Trolls are the bane of social media. From leaving ugly comments on Facebook obituaries, to astroturfing support for political candidates, trolls have severely impacted discourse on the web. While we’re not calling for a “safe space,” trolls undeniably out of control.

Anyone involved in politics and journalism is no stranger to Russian trolls—politically-driven fake Twitter and Facebook accounts farmed out by the Russian government to disseminate pro-Russian propaganda to European and American audiences.

To that end, Lithuanian citizens are fighting back against pro-Russian propagandist trolls. Calling themselves “elves,” in tribute to The Lord of the Rings, a Lithuanian named Ricardas Savukynas has created an anti-troll army to counter the proliferation of Russian online hate speech and propaganda.

Lithuania is a Baltic nation formerly under the rule of the USSR. In the two decades since the dissolution of the communist empire, Russia under Vladimir Putin is once again flexing its military might to intimidate the former satellite states. It annexed Crimea in 2014 and continues to back pro-Russian separatists in Eastern Ukraine.

Speaking to the Associated Press, Savukynas said he noticed large congregations of pro-Russian messages on Facebook.

“Seeing this I thought that it cannot be a natural thing,” he said.

Savukynas and his elves patrol social media, coordinating their efforts through social media channels to expose fake accounts as Russian operatives. His group reports as many as 20 trolls each day in order to get their accounts suspended. Per the AP, the anti-troll activist writes a personal blog deconstructing conspiracy theories put forth by the trolls.

The US intelligence community discovered that Russian trolls disseminated “fake news” during the 2016 election, writing and promoting stories in favor of Donald Trump. During our own investigations, Heat Street discovered that Russian Twitter bots and troll accounts were boosting alt-right voices, including Jared Wyand and Ricky Vaughn, two prominent users that have since been banned.

German domestic intelligence states that Russia’s next operation will be the upcoming elections in Germany, with anti-government propaganda that plays on popular angst over the migrant crisis.

Lithuanian analysts say that the elves’ efforts in opposing Russian trolls will require a more complex counterstrategy if they hope to beat Kremlin-backed propaganda, which has begun to surface on news websites and broadcasters. In response, Lithuanian news organizations like Delfi are stepping up their moderation policies and deleting the most extreme messages.

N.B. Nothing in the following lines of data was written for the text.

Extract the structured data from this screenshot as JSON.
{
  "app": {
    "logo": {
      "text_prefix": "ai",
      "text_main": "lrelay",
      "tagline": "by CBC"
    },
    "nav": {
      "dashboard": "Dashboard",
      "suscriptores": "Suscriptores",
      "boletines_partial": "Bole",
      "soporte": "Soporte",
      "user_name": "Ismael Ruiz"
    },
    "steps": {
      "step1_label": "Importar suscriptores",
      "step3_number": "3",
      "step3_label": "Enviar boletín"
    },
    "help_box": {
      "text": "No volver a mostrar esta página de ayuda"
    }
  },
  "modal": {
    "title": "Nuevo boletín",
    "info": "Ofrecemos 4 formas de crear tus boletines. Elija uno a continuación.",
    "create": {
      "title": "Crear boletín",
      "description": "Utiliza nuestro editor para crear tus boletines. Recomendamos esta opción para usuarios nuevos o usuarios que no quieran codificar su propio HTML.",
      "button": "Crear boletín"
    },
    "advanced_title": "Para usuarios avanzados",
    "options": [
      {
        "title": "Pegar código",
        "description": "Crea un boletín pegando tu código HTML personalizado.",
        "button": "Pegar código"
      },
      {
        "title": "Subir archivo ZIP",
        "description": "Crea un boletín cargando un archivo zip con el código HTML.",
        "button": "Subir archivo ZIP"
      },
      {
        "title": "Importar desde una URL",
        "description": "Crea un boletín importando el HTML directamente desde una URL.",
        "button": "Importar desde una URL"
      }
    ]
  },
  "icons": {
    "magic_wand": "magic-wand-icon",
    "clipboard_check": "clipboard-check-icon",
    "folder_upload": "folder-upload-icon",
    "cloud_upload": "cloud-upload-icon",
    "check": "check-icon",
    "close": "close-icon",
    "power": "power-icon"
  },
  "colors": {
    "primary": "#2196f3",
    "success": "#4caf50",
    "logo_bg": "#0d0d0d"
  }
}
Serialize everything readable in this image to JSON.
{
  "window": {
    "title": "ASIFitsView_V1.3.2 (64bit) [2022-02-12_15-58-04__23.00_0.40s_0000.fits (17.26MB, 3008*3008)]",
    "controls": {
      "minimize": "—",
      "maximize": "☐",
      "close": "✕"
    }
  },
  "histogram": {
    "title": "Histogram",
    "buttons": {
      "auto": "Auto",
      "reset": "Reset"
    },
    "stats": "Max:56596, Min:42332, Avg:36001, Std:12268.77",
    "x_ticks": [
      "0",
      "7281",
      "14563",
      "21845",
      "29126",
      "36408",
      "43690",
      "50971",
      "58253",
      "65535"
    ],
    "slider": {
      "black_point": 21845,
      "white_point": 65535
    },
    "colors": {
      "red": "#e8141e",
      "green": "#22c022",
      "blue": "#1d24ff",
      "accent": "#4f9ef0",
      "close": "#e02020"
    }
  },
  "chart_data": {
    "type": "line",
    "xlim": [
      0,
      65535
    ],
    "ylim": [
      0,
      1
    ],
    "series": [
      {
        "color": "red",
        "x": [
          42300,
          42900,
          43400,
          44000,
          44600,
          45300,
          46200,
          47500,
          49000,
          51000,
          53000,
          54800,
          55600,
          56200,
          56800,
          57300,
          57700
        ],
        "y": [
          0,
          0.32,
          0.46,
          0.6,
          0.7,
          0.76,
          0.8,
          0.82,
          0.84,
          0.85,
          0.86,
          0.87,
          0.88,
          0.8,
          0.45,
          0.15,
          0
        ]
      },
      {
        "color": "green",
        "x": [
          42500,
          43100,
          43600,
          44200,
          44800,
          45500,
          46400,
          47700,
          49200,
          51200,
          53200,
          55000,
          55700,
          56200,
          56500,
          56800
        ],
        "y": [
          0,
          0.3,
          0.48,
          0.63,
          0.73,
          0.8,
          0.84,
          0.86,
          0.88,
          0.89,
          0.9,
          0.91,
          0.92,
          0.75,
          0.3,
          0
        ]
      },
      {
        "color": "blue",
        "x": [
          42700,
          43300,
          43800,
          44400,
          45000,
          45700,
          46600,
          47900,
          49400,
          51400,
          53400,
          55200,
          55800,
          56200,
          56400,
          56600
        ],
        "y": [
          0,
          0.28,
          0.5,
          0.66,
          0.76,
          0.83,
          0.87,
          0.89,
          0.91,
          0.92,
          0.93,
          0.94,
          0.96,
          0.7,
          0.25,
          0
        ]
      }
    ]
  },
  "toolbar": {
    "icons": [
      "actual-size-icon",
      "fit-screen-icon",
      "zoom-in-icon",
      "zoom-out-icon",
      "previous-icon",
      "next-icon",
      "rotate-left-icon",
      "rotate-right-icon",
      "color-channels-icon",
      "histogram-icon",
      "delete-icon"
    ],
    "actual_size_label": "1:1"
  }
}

“We recognized, especially recently, that we have a pretty huge and long lasting disinformation campaign against our society,” Tomas Ceponis, a Lithuanian military analyst, told the AP. He adds that Russian propaganda is aimed at “really a very huge variety of targets,” and not just a single issue.

To curb the spread of hate speech, the Lithuanian government recently issued a temporary ban of Russian state-owned news channel RTR Planeta after a Russian politician made anti-US comments.

Lithuanian Foreign Minister Linas Linkevicius is unapologetic about the country’s efforts to diminish Russian influence.

“A lie is not an alternative point of view,” he told the AP. “One can say it’s freedom of speech … But if it’s a resourced propaganda machine brainwashing people, it’s not just an alternative point of view—it’s a weapon.”